My mother passed away last month. She was 90 years old. It has taken me this month to sort out my thoughts and feelings. She was not in good health, in fact, every day for her was pain. Her end of life was a series of sorties from her bed to the sofa, and then back to bed. It took all the effort she could muster to make the walk, and often stopped to rest on the way. Toward the end she prayed fervently to be allowed to die.
It was an ignominious end for a woman that had seen so much in her life and overcome obstacles that would have defeated most of us. She had been born into poverty, the last of eight children, to Irish Catholic dirt farmers. From the onset of her life she learned how to live off of what they could grow themselves. She was taught to enjoy the smallest of things, and to take pride in the work of her own hands. Each day was a struggle for her as a child. It was the time of the great depression. Just when things began to get better, World War II took four of her five brothers away to the fight. At the end of the war when they were finally returning home, her rock, her father passed away suddenly and her mother became totally bedridden.
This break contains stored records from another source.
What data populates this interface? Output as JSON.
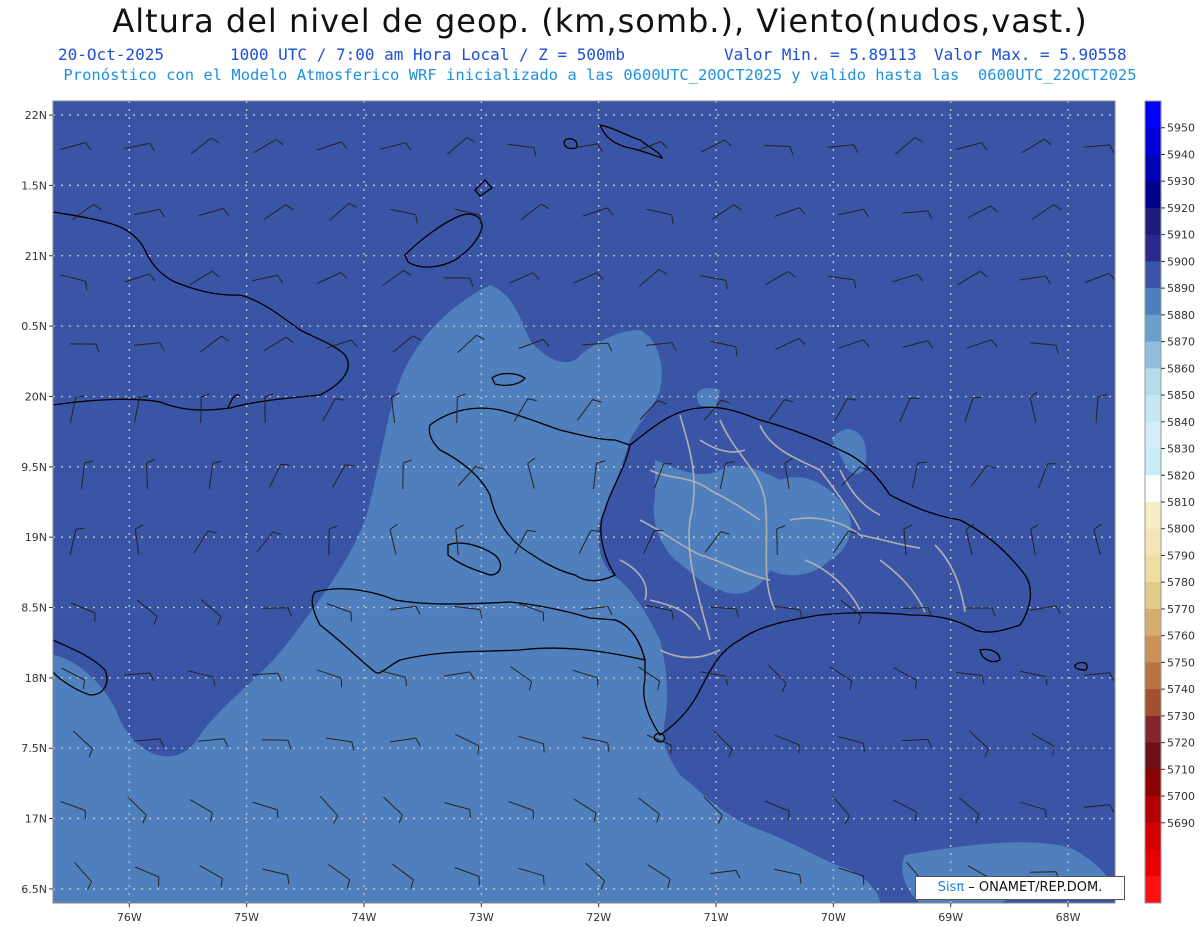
{
  "title": "Altura del nivel de geop. (km,somb.), Viento(nudos,vast.)",
  "subtitle": {
    "date": "20-Oct-2025",
    "time": "1000 UTC / 7:00 am Hora Local / Z = 500mb",
    "min": "Valor Min. = 5.89113",
    "max": "Valor Max. = 5.90558"
  },
  "forecast_note": "Pronóstico con el Modelo Atmosferico WRF inicializado a las 0600UTC_20OCT2025 y valido hasta las  0600UTC_22OCT2025",
  "credit": {
    "brand": "Sisπ",
    "text": " – ONAMET/REP.DOM."
  },
  "chart_data": {
    "type": "heatmap",
    "variable": "500mb geopotential height (m) with wind barbs (knots)",
    "lat_labels": [
      "22N",
      "1.5N",
      "21N",
      "0.5N",
      "20N",
      "9.5N",
      "19N",
      "8.5N",
      "18N",
      "7.5N",
      "17N",
      "6.5N"
    ],
    "lat_values": [
      22,
      21.5,
      21,
      20.5,
      20,
      19.5,
      19,
      18.5,
      18,
      17.5,
      17,
      16.5
    ],
    "lon_labels": [
      "76W",
      "75W",
      "74W",
      "73W",
      "72W",
      "71W",
      "70W",
      "69W",
      "68W"
    ],
    "lon_values": [
      -76,
      -75,
      -74,
      -73,
      -72,
      -71,
      -70,
      -69,
      -68
    ],
    "xlim": [
      -76.65,
      -67.6
    ],
    "ylim": [
      16.4,
      22.1
    ],
    "value_range": [
      5891.13,
      5905.58
    ],
    "grid": true,
    "colorbar": {
      "labels": [
        5950,
        5940,
        5930,
        5920,
        5910,
        5900,
        5890,
        5880,
        5870,
        5860,
        5850,
        5840,
        5830,
        5820,
        5810,
        5800,
        5790,
        5780,
        5770,
        5760,
        5750,
        5740,
        5730,
        5720,
        5710,
        5700,
        5690
      ],
      "colors": [
        "#0000ff",
        "#0000dd",
        "#0000b4",
        "#00008b",
        "#1c1c7c",
        "#2a2a8c",
        "#3a55a6",
        "#4f80bd",
        "#6b9fcc",
        "#92bedd",
        "#b4dcea",
        "#c6e8f0",
        "#d4eef7",
        "#c8eef5",
        "#ffffff",
        "#f6efc4",
        "#f2e6b6",
        "#eedca2",
        "#e4c98a",
        "#d6ad6f",
        "#c99358",
        "#b97444",
        "#a25233",
        "#85272a",
        "#6e0f16",
        "#8b0000",
        "#b30000",
        "#d40000",
        "#e80000",
        "#ff1010"
      ]
    },
    "fields": [
      {
        "level": "5900-5910",
        "color": "#3a55a6",
        "region": "north Atlantic, Cuba, eastern Hispaniola, Caribbean southeast"
      },
      {
        "level": "5890-5900",
        "color": "#4f80bd",
        "region": "Windward Passage, Haiti, southwest Caribbean"
      }
    ]
  },
  "colors": {
    "field_high": "#3a55a6",
    "field_low": "#4f80bd",
    "barb": "#222222",
    "coast": "#000000",
    "provinces": "#b0b0b0",
    "title_line1": "#1a4fd8",
    "title_line2": "#1e90e0"
  }
}
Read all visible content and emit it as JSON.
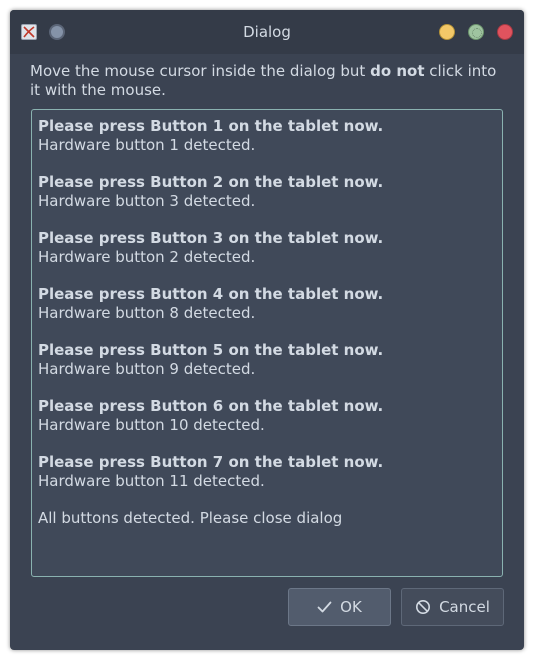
{
  "window": {
    "title": "Dialog"
  },
  "instruction": {
    "text_before": "Move the mouse cursor inside the dialog but ",
    "text_bold": "do not",
    "text_after": " click into it with the mouse."
  },
  "log": {
    "entries": [
      {
        "prompt": "Please press Button 1 on the tablet now.",
        "result": "Hardware button 1 detected."
      },
      {
        "prompt": "Please press Button 2 on the tablet now.",
        "result": "Hardware button 3 detected."
      },
      {
        "prompt": "Please press Button 3 on the tablet now.",
        "result": "Hardware button 2 detected."
      },
      {
        "prompt": "Please press Button 4 on the tablet now.",
        "result": "Hardware button 8 detected."
      },
      {
        "prompt": "Please press Button 5 on the tablet now.",
        "result": "Hardware button 9 detected."
      },
      {
        "prompt": "Please press Button 6 on the tablet now.",
        "result": "Hardware button 10 detected."
      },
      {
        "prompt": "Please press Button 7 on the tablet now.",
        "result": "Hardware button 11 detected."
      }
    ],
    "final_message": "All buttons detected. Please close dialog"
  },
  "buttons": {
    "ok_label": "OK",
    "ok_icon": "checkmark-icon",
    "cancel_label": "Cancel",
    "cancel_icon": "cancel-icon"
  },
  "colors": {
    "window_background": "#3b4352",
    "log_border": "#8ab2b0",
    "close_button": "#e0535e",
    "minimize_button": "#f3c868",
    "maximize_button": "#9fc4a0"
  }
}
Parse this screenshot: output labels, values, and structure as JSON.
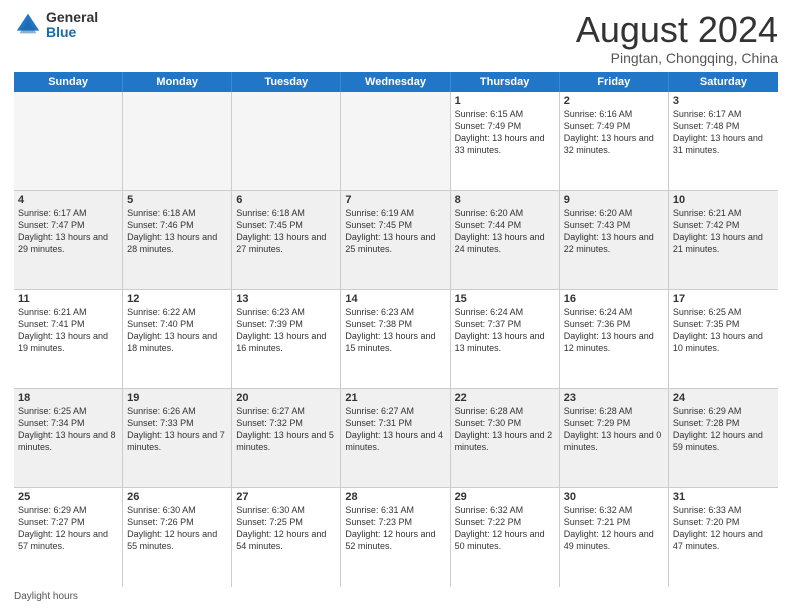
{
  "logo": {
    "general": "General",
    "blue": "Blue"
  },
  "header": {
    "month": "August 2024",
    "location": "Pingtan, Chongqing, China"
  },
  "weekdays": [
    "Sunday",
    "Monday",
    "Tuesday",
    "Wednesday",
    "Thursday",
    "Friday",
    "Saturday"
  ],
  "footer": {
    "label": "Daylight hours"
  },
  "rows": [
    [
      {
        "day": "",
        "info": "",
        "empty": true
      },
      {
        "day": "",
        "info": "",
        "empty": true
      },
      {
        "day": "",
        "info": "",
        "empty": true
      },
      {
        "day": "",
        "info": "",
        "empty": true
      },
      {
        "day": "1",
        "info": "Sunrise: 6:15 AM\nSunset: 7:49 PM\nDaylight: 13 hours and 33 minutes."
      },
      {
        "day": "2",
        "info": "Sunrise: 6:16 AM\nSunset: 7:49 PM\nDaylight: 13 hours and 32 minutes."
      },
      {
        "day": "3",
        "info": "Sunrise: 6:17 AM\nSunset: 7:48 PM\nDaylight: 13 hours and 31 minutes."
      }
    ],
    [
      {
        "day": "4",
        "info": "Sunrise: 6:17 AM\nSunset: 7:47 PM\nDaylight: 13 hours and 29 minutes."
      },
      {
        "day": "5",
        "info": "Sunrise: 6:18 AM\nSunset: 7:46 PM\nDaylight: 13 hours and 28 minutes."
      },
      {
        "day": "6",
        "info": "Sunrise: 6:18 AM\nSunset: 7:45 PM\nDaylight: 13 hours and 27 minutes."
      },
      {
        "day": "7",
        "info": "Sunrise: 6:19 AM\nSunset: 7:45 PM\nDaylight: 13 hours and 25 minutes."
      },
      {
        "day": "8",
        "info": "Sunrise: 6:20 AM\nSunset: 7:44 PM\nDaylight: 13 hours and 24 minutes."
      },
      {
        "day": "9",
        "info": "Sunrise: 6:20 AM\nSunset: 7:43 PM\nDaylight: 13 hours and 22 minutes."
      },
      {
        "day": "10",
        "info": "Sunrise: 6:21 AM\nSunset: 7:42 PM\nDaylight: 13 hours and 21 minutes."
      }
    ],
    [
      {
        "day": "11",
        "info": "Sunrise: 6:21 AM\nSunset: 7:41 PM\nDaylight: 13 hours and 19 minutes."
      },
      {
        "day": "12",
        "info": "Sunrise: 6:22 AM\nSunset: 7:40 PM\nDaylight: 13 hours and 18 minutes."
      },
      {
        "day": "13",
        "info": "Sunrise: 6:23 AM\nSunset: 7:39 PM\nDaylight: 13 hours and 16 minutes."
      },
      {
        "day": "14",
        "info": "Sunrise: 6:23 AM\nSunset: 7:38 PM\nDaylight: 13 hours and 15 minutes."
      },
      {
        "day": "15",
        "info": "Sunrise: 6:24 AM\nSunset: 7:37 PM\nDaylight: 13 hours and 13 minutes."
      },
      {
        "day": "16",
        "info": "Sunrise: 6:24 AM\nSunset: 7:36 PM\nDaylight: 13 hours and 12 minutes."
      },
      {
        "day": "17",
        "info": "Sunrise: 6:25 AM\nSunset: 7:35 PM\nDaylight: 13 hours and 10 minutes."
      }
    ],
    [
      {
        "day": "18",
        "info": "Sunrise: 6:25 AM\nSunset: 7:34 PM\nDaylight: 13 hours and 8 minutes."
      },
      {
        "day": "19",
        "info": "Sunrise: 6:26 AM\nSunset: 7:33 PM\nDaylight: 13 hours and 7 minutes."
      },
      {
        "day": "20",
        "info": "Sunrise: 6:27 AM\nSunset: 7:32 PM\nDaylight: 13 hours and 5 minutes."
      },
      {
        "day": "21",
        "info": "Sunrise: 6:27 AM\nSunset: 7:31 PM\nDaylight: 13 hours and 4 minutes."
      },
      {
        "day": "22",
        "info": "Sunrise: 6:28 AM\nSunset: 7:30 PM\nDaylight: 13 hours and 2 minutes."
      },
      {
        "day": "23",
        "info": "Sunrise: 6:28 AM\nSunset: 7:29 PM\nDaylight: 13 hours and 0 minutes."
      },
      {
        "day": "24",
        "info": "Sunrise: 6:29 AM\nSunset: 7:28 PM\nDaylight: 12 hours and 59 minutes."
      }
    ],
    [
      {
        "day": "25",
        "info": "Sunrise: 6:29 AM\nSunset: 7:27 PM\nDaylight: 12 hours and 57 minutes."
      },
      {
        "day": "26",
        "info": "Sunrise: 6:30 AM\nSunset: 7:26 PM\nDaylight: 12 hours and 55 minutes."
      },
      {
        "day": "27",
        "info": "Sunrise: 6:30 AM\nSunset: 7:25 PM\nDaylight: 12 hours and 54 minutes."
      },
      {
        "day": "28",
        "info": "Sunrise: 6:31 AM\nSunset: 7:23 PM\nDaylight: 12 hours and 52 minutes."
      },
      {
        "day": "29",
        "info": "Sunrise: 6:32 AM\nSunset: 7:22 PM\nDaylight: 12 hours and 50 minutes."
      },
      {
        "day": "30",
        "info": "Sunrise: 6:32 AM\nSunset: 7:21 PM\nDaylight: 12 hours and 49 minutes."
      },
      {
        "day": "31",
        "info": "Sunrise: 6:33 AM\nSunset: 7:20 PM\nDaylight: 12 hours and 47 minutes."
      }
    ]
  ]
}
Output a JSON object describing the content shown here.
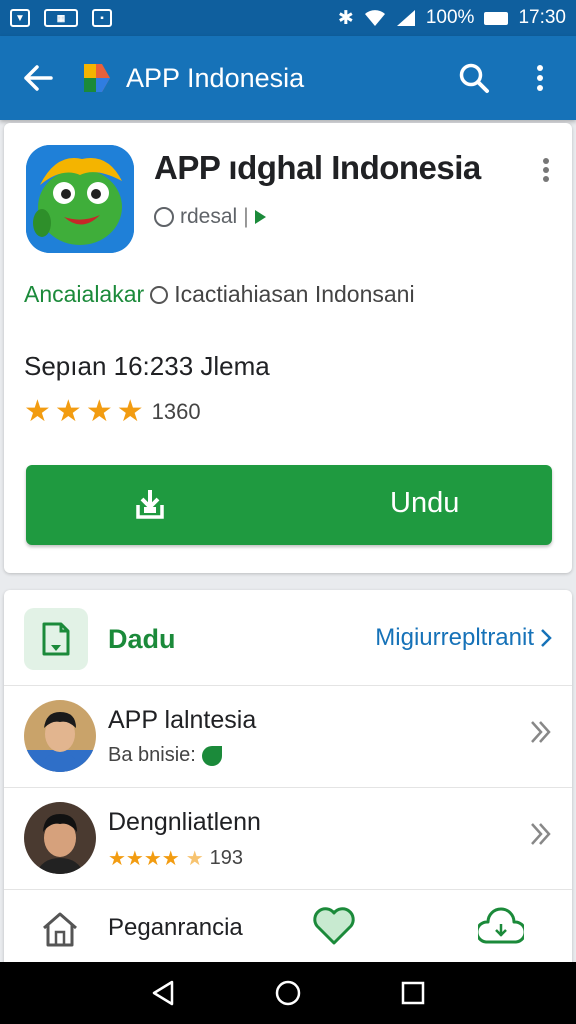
{
  "status_bar": {
    "battery_pct": "100%",
    "time": "17:30",
    "notification_icons": [
      "shield-icon",
      "keyboard-icon",
      "briefcase-icon"
    ],
    "system_icons": [
      "bluetooth-icon",
      "wifi-icon",
      "signal-icon",
      "battery-icon"
    ]
  },
  "app_bar": {
    "title": "APP Indonesia",
    "background": "#1672b8",
    "icons": [
      "back-arrow-icon",
      "app-logo",
      "search-icon",
      "more-vert-icon"
    ]
  },
  "app_card": {
    "name": "APP ıdghal Indonesia",
    "developer": "rdesal",
    "category": "Ancaialakar",
    "category_sub": "Icactiahiasan Indonsani",
    "release": "Sepıan 16:233 Jlema",
    "rating_value": 4,
    "rating_max": 5,
    "rating_count": "1360",
    "install_label": "Undu",
    "install_color": "#1f9a40"
  },
  "section": {
    "title": "Dadu",
    "link": "Migiurrepltranit",
    "accent": "#1b8a3a"
  },
  "list": [
    {
      "title": "APP lalntesia",
      "subtitle": "Ba bnisie:"
    },
    {
      "title": "Dengnliatlenn",
      "subtitle": "193",
      "rating_value": 4.5
    }
  ],
  "bottom_nav": {
    "label": "Peganrancia",
    "icons": [
      "home-icon",
      "heart-icon",
      "cloud-icon"
    ]
  },
  "system_nav": {
    "icons": [
      "back-triangle-icon",
      "home-circle-icon",
      "recents-square-icon"
    ]
  }
}
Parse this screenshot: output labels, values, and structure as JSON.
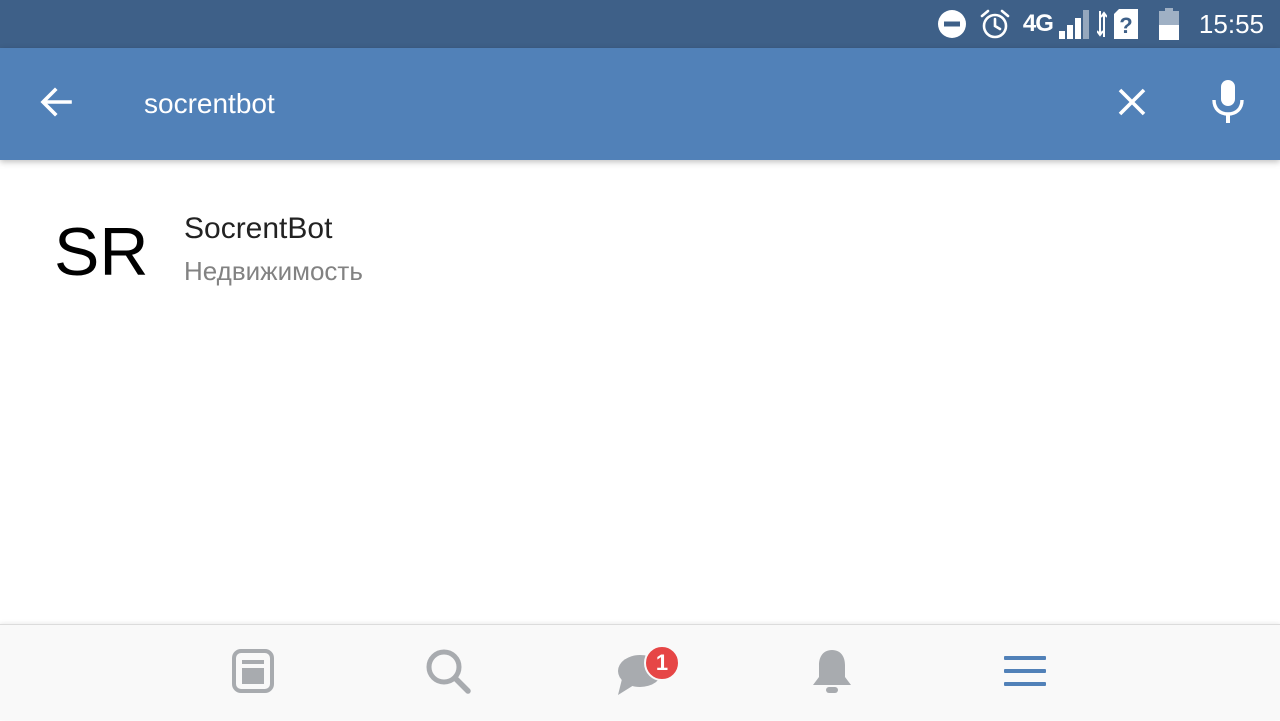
{
  "status_bar": {
    "network": "4G",
    "time": "15:55"
  },
  "toolbar": {
    "search_value": "socrentbot",
    "back_icon": "arrow-left-icon",
    "clear_icon": "close-icon",
    "mic_icon": "microphone-icon"
  },
  "results": [
    {
      "avatar_text": "SR",
      "title": "SocrentBot",
      "subtitle": "Недвижимость"
    }
  ],
  "bottom_nav": {
    "items": [
      {
        "icon": "news-icon"
      },
      {
        "icon": "search-icon"
      },
      {
        "icon": "messages-icon",
        "badge": "1"
      },
      {
        "icon": "notifications-icon"
      },
      {
        "icon": "menu-icon"
      }
    ]
  },
  "colors": {
    "status_bar": "#3e6088",
    "toolbar": "#5181b8",
    "nav_inactive": "#a8abaf",
    "nav_active": "#5181b8",
    "badge": "#e64646"
  }
}
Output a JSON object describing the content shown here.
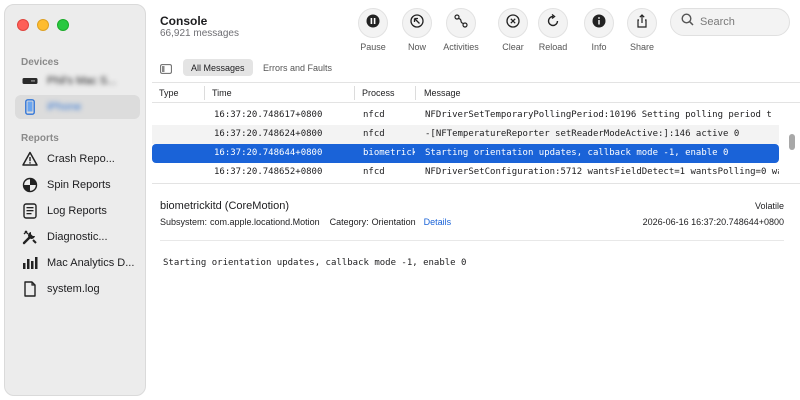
{
  "app": {
    "title": "Console",
    "subtitle": "66,921 messages"
  },
  "sidebar": {
    "devices_title": "Devices",
    "devices": [
      {
        "label": "Phil's Mac S...",
        "icon": "mac-mini-icon"
      },
      {
        "label": "iPhone",
        "icon": "iphone-icon"
      }
    ],
    "reports_title": "Reports",
    "reports": [
      {
        "label": "Crash Repo...",
        "icon": "crash-reports-icon"
      },
      {
        "label": "Spin Reports",
        "icon": "spin-reports-icon"
      },
      {
        "label": "Log Reports",
        "icon": "log-reports-icon"
      },
      {
        "label": "Diagnostic...",
        "icon": "diagnostic-reports-icon"
      },
      {
        "label": "Mac Analytics D...",
        "icon": "analytics-data-icon"
      },
      {
        "label": "system.log",
        "icon": "document-icon"
      }
    ]
  },
  "toolbar": {
    "pause": "Pause",
    "now": "Now",
    "activities": "Activities",
    "clear": "Clear",
    "reload": "Reload",
    "info": "Info",
    "share": "Share",
    "search_placeholder": "Search"
  },
  "filters": {
    "all": "All Messages",
    "errors": "Errors and Faults"
  },
  "table": {
    "columns": [
      "Type",
      "Time",
      "Process",
      "Message"
    ],
    "rows": [
      {
        "time": "16:37:20.748617+0800",
        "process": "nfcd",
        "message": "NFDriverSetTemporaryPollingPeriod:10196 Setting polling period t"
      },
      {
        "time": "16:37:20.748624+0800",
        "process": "nfcd",
        "message": "-[NFTemperatureReporter setReaderModeActive:]:146 active 0"
      },
      {
        "time": "16:37:20.748644+0800",
        "process": "biometrickitd",
        "message": "Starting orientation updates, callback mode -1, enable 0"
      },
      {
        "time": "16:37:20.748652+0800",
        "process": "nfcd",
        "message": "NFDriverSetConfiguration:5712 wantsFieldDetect=1 wantsPolling=0 wa"
      }
    ]
  },
  "detail": {
    "title": "biometrickitd (CoreMotion)",
    "volatile": "Volatile",
    "subsystem_label": "Subsystem:",
    "subsystem": "com.apple.locationd.Motion",
    "category_label": "Category:",
    "category": "Orientation",
    "details_link": "Details",
    "date": "2026-06-16 16:37:20.748644+0800",
    "message": "Starting orientation updates, callback mode -1, enable 0"
  },
  "colors": {
    "accent": "#1a63d8",
    "sidebar_bg": "#ececec"
  }
}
Instead of being adversely affected by her upbringing she instead triumphed through it. From her older brothers and sisters she learned the value of education, all of them going on to successful lives in their occupations. She learned the value of work and money from her parents who taught her how to manage what she had. The lessons she learned were probably pretty tough ones, but it accomplished a much greater achievement than mere survival. She became a lifelong learner and she was one of the most honest people I have ever known. She once showed me a letter that she had received from J. Edgar Hoover asking her to come and work for the FBI back when she was still a teenager. Quite an accomplishment for a young woman in the mid-1940's, she was a smart cookie.
Throughout my childhood, and even now as a senior citizen she could offer me anecodotal snippets of her experiences that often-had direct bearing on the conversation that we were engaged in. She never told them to illustrate her strife, she told them because she was proud of them. She was proud of her life, and she was proud of her children whom she also trained to be lifelong learners and individuals of stature.
She was proud to be of Irish heritage. St. Patrick’s Day was as good as a holy day of obligation for her, and she expected her children to be in attendance for it. I watched her weep openly when we would come home and accompany her to mass. She was generous, and she was intuitive. She still did the Sunday Times crossword puzzles, she could still beat us all at Trivial Pursuit or Jeopardy. And even when she felt at her worse, she still expressed interest in whatever we children and grandchildren were involved in.
I too am proud to be of Irish descent, but the longer I ruminate on the passing of my mother the more I realize that her life, the strife, the struggle to rise above her station of birth, the yearning for knowledge, those are my heritage. it is a heritage that I am proud of. I will miss my mother tremendously, as I do at this very moment, but for her sake I am happy that she is finally no longer in pain and doomed to a poor quality of life. But I am forever grateful for what she taught me, by her example.